Polycystic kidney disease (PKD) is a common autosomal inherited disease, which is single-gene inherited. It is genetically divided into dominant and recessive categories. Both types cause bilateral kidney disease. Among them, autosomal dominant polycystic kidney disease (ADP KD) is the most common, mainly characterized by the continuous formation and expansion of fluid-filled vesicles derived from renal tubular epithelial cells, and typical cases will develop into end-stage kidneys in middle age stages of disease. ADPKD is more common than adulthood, with high incidence and poor prognosis. At present, there is no effective treatment in clinic. Therefore, since the first pathogenic gene of ADPKD was discovered, researchers have done a lot of research and exploration on its pathogenesis and treatment methods.
Figure 1. Parts of the body that may be affected by autosomal dominant polycystic kidney disease. (Tess Harris, 2018)

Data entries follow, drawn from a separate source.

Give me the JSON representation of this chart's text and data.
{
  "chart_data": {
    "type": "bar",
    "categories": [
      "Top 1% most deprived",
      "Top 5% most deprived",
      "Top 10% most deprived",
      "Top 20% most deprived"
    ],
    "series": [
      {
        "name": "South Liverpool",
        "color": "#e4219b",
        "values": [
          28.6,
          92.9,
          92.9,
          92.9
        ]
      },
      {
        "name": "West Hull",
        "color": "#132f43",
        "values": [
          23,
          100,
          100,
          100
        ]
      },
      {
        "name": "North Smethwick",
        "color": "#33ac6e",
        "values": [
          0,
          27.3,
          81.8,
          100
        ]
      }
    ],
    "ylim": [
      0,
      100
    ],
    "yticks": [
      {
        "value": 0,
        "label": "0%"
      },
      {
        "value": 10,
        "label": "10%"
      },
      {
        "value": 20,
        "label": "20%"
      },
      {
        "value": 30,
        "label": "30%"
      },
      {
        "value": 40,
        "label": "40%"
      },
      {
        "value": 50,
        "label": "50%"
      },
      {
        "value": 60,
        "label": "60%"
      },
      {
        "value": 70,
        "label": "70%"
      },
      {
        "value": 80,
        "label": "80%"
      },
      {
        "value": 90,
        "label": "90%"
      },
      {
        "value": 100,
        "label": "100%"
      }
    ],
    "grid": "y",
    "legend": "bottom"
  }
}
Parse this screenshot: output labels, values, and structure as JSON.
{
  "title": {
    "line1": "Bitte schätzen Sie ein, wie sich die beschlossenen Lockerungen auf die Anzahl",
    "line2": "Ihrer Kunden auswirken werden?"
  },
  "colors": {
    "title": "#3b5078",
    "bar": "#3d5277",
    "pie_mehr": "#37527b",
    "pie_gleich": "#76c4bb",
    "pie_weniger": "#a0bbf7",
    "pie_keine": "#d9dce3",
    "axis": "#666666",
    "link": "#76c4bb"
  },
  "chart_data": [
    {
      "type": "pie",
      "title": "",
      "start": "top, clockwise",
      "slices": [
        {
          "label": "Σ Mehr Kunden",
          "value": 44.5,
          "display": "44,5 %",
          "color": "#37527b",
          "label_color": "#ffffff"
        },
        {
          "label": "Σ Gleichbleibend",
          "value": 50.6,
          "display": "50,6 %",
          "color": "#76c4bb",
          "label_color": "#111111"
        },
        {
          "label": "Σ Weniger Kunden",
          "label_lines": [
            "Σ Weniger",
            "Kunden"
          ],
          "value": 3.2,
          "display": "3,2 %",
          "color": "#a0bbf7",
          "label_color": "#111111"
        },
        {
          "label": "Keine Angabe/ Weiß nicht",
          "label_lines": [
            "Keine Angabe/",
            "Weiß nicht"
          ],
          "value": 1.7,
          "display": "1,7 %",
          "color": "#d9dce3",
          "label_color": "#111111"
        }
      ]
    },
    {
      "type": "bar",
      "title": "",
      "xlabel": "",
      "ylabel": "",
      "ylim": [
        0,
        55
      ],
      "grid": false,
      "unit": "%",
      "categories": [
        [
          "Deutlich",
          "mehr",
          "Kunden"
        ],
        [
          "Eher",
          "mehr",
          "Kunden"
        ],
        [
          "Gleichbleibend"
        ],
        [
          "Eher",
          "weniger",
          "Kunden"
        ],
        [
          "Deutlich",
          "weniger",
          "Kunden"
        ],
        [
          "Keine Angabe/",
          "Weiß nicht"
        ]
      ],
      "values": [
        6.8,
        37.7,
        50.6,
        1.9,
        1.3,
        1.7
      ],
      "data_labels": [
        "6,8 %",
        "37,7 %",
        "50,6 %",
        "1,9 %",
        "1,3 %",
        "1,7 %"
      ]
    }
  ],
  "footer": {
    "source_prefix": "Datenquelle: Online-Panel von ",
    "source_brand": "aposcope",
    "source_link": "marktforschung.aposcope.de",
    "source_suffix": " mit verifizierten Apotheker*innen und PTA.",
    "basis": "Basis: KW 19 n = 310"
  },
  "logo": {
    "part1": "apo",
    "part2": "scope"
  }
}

ADPKD is the most common type of polycystic kidney, and the progressive formation and increased cysts lead to the progressive enlargement of the kidneys on both sides is its main feature. ADPKD is accompanied by multiple extrarenal manifestations, often damaging the liver, spleen, and blood vessels. The age of onset of patients is generally older, mostly after the age of 40, there are more low back pain, upper abdominal pain, hypertension, hematuria and abdominal masses, etc. The appearance of these clinical manifestations is often a sign that the renal parenchyma has been severely damaged, and more seriously These damages will continue to increase. Although most patients develop the disease after middle age, there is currently a lot of evidence that ADPKD can be diagnosed as early as the fetal period, and the disease is more serious than the adult. Selistre et al's study of 52 ADPKD patients with childhood onset confirmed the exact damage to the kidney site, and 77% of them developed hypertension, proteinuria, and renal function damage. Therefore, when diagnosing ADPKD, it should not only be limited to middle-aged patients, but more attention should be paid to early detection of early-onset patients, and timely intervention to delay disease progression and improve their quality of life.
ADPKD Molecular Mechanism
85% of ADPKD patients are from PKD1 gene mutation, the gene is located on the short arm of chromosome 16, the product is polycystin 1 (PC1); about 15% are from the gene PKD2 mutation, located on the long arm of chromosome 4, the product is polycystin 2 (PC2). In the past, it was believed that some ADPKD originated from a PKD3 gene mutation, but Paul et al. found that this mutation is equivalent to the PKD1 and PKD2 mutations, and therefore denied the existence of PKD3. PC1 is widely distributed, including kidney, liver, pancreas, heart and small intestine. It participates in various signal transduction as a membrane receptor. In the kidney, polycystin 1 mutations will produce various abnormalities: the signal that regulates cell proliferation will be affected, and the consequence is the continuous proliferation of cystic epithelial cells; if PC1 loss occurs on the cell surface, it will cause the adhesion between the cells breaks, eventually changing the polarity of the tubules, and the PC1 fusion protein appears, which promotes the continuous accumulation of cyst fluid and the continuous expansion of the cyst cavity. PC2 is a non-selective cation channel that allows calcium ion permeability and participates in the positioning of PC1. It is mainly expressed in the endoplasmic reticulum, the outer side of the cell membrane, and the primary cilia. Diseases caused by PKD2 mutations are relatively lighter than PKD1 mutations. Cornec-Le et al. found that among the PKD1 mutations, truncation mutations are more serious than missense mutations in the kidney phenotype. These new discoveries in molecular genetics make future research on ADPKD more targeted and make it easier to achieve key breakthroughs.